Dr. Salzler: The concept of narrative medicine has a role in both the patient’s and the provider’s experience in these situations. Many of us, myself included, chose our field because we like the instant gratification of successful surgical interventions with compliant patients and good clinical results. Treating patients who have drug addiction not only adds difficulties and complexities that come with the condition, but these patients also do not fare as well with the interventions we perform. It’s easy to dismiss these patients and become emotionally calloused to protect our egos. I certainly struggle with that as much as anyone else. However, awareness of this struggle can help me be engaged and empathetic in tough situations. Though I would love to say this means I am always successful in connecting with patients and changing their behavior, I fall short more often than I succeed. When that happens, I find solace in two areas. First, I am fortunate enough to work with an amazing multidisciplinary group at Tufts. These providers, such as my coauthor Dr. Alysse Wurcel of our Infectious Disease Department, deal with patients with complex social circumstances on a daily basis and consistently model exceptional and empathetic care. Second, in these situations, we need to remember that patient outcomes are not solely defined by a score on the SF-36 or KOOS, but they can be defined by the effort and care we provide.

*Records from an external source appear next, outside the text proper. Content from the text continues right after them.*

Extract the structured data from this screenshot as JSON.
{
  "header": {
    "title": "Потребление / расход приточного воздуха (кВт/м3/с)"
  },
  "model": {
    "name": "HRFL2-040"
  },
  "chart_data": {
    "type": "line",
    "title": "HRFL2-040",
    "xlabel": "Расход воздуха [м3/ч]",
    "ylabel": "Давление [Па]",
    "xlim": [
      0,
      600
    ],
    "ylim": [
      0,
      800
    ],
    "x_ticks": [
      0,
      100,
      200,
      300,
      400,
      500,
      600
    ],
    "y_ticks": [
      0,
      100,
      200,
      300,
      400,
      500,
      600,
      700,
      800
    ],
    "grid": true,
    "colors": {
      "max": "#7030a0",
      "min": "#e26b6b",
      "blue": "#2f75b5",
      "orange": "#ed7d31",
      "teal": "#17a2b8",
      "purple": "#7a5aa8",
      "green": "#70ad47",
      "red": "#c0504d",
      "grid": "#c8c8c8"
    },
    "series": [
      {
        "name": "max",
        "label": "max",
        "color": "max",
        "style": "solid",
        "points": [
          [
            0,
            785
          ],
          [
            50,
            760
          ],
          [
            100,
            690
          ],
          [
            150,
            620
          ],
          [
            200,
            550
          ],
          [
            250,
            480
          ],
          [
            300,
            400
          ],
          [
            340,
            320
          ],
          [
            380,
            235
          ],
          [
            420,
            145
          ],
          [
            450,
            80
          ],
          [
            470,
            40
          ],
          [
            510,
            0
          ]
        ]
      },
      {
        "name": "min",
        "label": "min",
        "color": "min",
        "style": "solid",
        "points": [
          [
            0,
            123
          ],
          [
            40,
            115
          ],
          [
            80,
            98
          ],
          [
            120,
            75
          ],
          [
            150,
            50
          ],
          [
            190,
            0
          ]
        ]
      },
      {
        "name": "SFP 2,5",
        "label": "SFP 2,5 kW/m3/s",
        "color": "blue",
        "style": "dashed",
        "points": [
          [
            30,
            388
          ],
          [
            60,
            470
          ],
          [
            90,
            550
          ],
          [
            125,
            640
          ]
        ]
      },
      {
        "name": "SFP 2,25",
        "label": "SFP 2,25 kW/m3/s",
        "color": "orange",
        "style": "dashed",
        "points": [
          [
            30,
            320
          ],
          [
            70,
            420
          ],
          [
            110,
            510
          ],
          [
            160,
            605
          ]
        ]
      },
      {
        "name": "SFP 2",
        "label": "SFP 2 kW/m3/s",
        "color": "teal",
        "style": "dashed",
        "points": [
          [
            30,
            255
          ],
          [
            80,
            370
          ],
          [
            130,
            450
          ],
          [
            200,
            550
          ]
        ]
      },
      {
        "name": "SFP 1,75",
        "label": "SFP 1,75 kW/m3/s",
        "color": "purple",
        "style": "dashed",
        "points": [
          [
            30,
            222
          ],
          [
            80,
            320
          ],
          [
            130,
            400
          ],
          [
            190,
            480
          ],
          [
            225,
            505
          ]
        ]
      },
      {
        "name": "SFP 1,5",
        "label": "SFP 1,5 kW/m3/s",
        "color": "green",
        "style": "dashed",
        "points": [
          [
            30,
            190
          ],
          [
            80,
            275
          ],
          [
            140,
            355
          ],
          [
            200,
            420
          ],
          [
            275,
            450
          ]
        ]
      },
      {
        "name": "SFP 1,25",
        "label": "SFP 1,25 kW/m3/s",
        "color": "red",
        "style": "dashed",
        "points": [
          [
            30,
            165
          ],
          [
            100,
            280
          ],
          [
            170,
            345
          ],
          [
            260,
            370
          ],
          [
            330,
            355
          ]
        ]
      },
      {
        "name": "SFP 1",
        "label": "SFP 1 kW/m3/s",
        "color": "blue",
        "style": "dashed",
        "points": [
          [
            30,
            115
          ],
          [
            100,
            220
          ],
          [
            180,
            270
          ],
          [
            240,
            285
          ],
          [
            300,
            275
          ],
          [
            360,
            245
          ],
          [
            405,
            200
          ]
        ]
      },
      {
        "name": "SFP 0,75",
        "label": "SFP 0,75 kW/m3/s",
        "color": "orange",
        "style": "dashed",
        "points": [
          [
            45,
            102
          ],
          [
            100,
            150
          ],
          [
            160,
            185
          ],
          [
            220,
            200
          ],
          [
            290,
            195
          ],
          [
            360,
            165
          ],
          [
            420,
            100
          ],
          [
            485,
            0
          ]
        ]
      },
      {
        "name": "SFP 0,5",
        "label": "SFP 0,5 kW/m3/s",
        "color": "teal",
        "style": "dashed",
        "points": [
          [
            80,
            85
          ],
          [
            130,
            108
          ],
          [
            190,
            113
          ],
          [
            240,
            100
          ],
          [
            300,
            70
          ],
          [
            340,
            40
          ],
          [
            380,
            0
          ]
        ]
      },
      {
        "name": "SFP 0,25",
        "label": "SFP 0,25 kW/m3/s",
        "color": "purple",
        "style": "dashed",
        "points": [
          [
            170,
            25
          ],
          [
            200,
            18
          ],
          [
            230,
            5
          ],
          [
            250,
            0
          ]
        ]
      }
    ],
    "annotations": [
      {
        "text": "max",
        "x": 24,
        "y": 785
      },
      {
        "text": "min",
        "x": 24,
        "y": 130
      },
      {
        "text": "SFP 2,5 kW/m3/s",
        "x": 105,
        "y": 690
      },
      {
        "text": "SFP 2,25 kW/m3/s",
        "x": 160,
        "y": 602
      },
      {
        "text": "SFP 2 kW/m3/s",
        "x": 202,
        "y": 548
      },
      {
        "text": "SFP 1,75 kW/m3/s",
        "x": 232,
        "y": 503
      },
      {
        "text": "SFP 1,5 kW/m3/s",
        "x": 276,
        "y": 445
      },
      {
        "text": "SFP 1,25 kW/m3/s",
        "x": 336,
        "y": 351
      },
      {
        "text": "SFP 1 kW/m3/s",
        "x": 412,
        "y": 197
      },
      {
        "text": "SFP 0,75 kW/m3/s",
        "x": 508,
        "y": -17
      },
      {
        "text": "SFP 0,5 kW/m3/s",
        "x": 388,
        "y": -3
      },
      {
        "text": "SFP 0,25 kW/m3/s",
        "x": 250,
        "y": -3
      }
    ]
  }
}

Dr. Leopold: The 14-year story your paper tells is one of trendlines that all are moving in the wrong direction. Can an individual surgeon make a difference here, or is the better play to get involved with systems-based solutions? What looks most promising to you?

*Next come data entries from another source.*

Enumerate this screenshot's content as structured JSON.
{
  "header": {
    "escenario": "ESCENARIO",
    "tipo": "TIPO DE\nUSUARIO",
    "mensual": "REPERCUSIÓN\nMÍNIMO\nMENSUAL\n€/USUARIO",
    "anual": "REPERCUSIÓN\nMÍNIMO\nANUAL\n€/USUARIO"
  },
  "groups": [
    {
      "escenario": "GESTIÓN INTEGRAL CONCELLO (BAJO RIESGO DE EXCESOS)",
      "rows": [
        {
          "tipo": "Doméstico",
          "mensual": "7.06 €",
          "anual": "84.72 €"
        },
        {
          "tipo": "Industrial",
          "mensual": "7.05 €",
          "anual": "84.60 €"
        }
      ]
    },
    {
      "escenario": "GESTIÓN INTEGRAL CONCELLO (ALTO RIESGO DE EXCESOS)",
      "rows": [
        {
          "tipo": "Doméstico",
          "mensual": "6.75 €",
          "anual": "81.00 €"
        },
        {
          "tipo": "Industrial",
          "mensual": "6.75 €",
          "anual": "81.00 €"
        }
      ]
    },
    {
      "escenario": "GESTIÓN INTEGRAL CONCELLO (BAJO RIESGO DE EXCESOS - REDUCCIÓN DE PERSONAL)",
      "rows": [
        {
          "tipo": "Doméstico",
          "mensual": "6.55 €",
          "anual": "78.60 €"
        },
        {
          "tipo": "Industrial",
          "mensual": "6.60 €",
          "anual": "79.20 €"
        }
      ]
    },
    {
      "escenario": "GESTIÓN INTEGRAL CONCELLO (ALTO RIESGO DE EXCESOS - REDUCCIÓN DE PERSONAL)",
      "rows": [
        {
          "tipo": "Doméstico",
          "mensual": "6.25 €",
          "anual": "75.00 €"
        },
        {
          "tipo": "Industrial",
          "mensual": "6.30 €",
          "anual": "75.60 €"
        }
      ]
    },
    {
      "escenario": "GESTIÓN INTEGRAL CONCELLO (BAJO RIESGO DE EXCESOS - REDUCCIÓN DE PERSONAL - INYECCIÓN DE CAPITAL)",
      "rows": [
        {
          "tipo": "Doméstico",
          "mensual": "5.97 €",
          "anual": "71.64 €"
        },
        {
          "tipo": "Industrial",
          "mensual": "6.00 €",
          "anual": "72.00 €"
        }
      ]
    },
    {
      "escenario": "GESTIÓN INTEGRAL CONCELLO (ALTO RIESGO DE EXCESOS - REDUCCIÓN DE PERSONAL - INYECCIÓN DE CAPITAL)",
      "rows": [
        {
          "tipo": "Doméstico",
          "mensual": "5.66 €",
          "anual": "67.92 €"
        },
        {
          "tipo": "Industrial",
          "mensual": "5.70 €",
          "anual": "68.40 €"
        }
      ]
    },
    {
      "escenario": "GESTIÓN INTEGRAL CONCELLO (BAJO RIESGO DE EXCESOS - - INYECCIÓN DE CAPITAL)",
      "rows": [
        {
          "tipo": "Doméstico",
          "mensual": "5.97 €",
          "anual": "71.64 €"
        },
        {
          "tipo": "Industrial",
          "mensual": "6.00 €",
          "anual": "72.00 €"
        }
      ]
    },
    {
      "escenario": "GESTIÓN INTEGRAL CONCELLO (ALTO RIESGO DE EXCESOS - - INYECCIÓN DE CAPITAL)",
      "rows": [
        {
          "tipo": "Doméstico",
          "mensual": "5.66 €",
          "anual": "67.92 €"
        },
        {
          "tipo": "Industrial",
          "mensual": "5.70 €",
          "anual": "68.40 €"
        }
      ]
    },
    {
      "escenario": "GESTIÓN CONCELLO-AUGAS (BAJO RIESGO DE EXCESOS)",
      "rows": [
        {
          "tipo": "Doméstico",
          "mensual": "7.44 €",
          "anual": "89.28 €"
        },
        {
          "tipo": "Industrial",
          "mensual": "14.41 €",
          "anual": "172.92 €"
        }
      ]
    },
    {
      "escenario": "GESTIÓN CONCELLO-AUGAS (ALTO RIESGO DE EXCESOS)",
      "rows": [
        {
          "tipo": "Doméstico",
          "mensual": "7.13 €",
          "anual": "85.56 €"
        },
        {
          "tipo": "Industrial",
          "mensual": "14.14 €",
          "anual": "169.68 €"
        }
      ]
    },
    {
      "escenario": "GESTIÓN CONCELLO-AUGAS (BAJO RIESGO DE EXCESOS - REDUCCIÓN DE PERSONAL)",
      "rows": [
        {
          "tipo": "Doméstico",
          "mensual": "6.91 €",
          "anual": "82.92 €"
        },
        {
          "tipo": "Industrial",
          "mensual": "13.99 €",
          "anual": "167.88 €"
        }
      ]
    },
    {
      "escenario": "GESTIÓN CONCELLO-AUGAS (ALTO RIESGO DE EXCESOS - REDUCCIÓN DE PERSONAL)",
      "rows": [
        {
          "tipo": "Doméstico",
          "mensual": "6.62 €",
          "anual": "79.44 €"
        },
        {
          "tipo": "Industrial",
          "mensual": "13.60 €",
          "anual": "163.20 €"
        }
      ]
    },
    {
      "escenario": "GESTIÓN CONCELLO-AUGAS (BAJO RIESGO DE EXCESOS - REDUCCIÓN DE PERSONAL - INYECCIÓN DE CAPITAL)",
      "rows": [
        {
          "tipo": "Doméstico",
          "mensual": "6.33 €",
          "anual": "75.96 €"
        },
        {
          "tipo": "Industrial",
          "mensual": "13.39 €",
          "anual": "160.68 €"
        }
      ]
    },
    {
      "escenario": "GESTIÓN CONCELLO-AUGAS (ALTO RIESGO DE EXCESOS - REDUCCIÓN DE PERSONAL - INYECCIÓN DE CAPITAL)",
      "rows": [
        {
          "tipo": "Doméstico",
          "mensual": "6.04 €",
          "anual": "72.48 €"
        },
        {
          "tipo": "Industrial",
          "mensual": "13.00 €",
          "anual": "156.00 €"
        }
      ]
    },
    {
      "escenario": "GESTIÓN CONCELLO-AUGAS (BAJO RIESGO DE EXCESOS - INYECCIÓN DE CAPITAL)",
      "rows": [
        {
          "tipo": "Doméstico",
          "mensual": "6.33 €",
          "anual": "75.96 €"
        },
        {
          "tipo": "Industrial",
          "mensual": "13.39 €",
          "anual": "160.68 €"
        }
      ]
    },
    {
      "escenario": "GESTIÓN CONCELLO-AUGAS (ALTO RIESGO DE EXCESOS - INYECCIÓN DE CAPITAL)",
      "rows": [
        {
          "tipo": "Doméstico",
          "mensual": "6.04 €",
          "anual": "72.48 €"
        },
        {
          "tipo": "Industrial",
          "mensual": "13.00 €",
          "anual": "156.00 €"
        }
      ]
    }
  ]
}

Dr. Salzler: This reminds me of the story that I have heard numerous times (adapted from The Star Thrower by Loren Eiseley); a boy walks along a beach on which thousands of starfish have washed up, and as he walks, he tosses them back into the ocean. An old man asks him why he bothers to do this, since there are far too many starfish on the shore for the child’s efforts to make a difference. The boy throws another one back, and answers, “it made a difference to that one!” That story aside, I think it’s important to focus on both individual and systems-based solutions. At Tufts, we treat these patients with a collaborative approach including social workers, addiction specialists, and infectious disease specialists. Though we hope to make a difference to our patients, we are aware that systems-based approaches are likely to have a broader effect, as my coauthor David Tybor, from our School of Public Health and Community Medicine, would agree. A public-health solution also has the benefit of focusing on prevention, which is necessary to address the growing opioid epidemic.
Dr. Leopold: Your study found associations with several sociodemographic factors that likely are related to poverty. To what degree are the problems you observed universal, or are they mainly phenomena of big-city hospitals and safety-net institutions?
Dr. Salzler: I wish I could say that these are isolated to cities and safety-net institutions, but addiction, substance use, and the downstream effects of these disorders are universal. Though poverty and substance use are correlated, it is likely more of a chicken and egg situation than a clear one-way causal relationship. Here, at Tufts Medical Center, we see septic arthritis in people who inject drugs who began their lives in nearly every socioeconomic and demographic background. Addiction can affect anyone.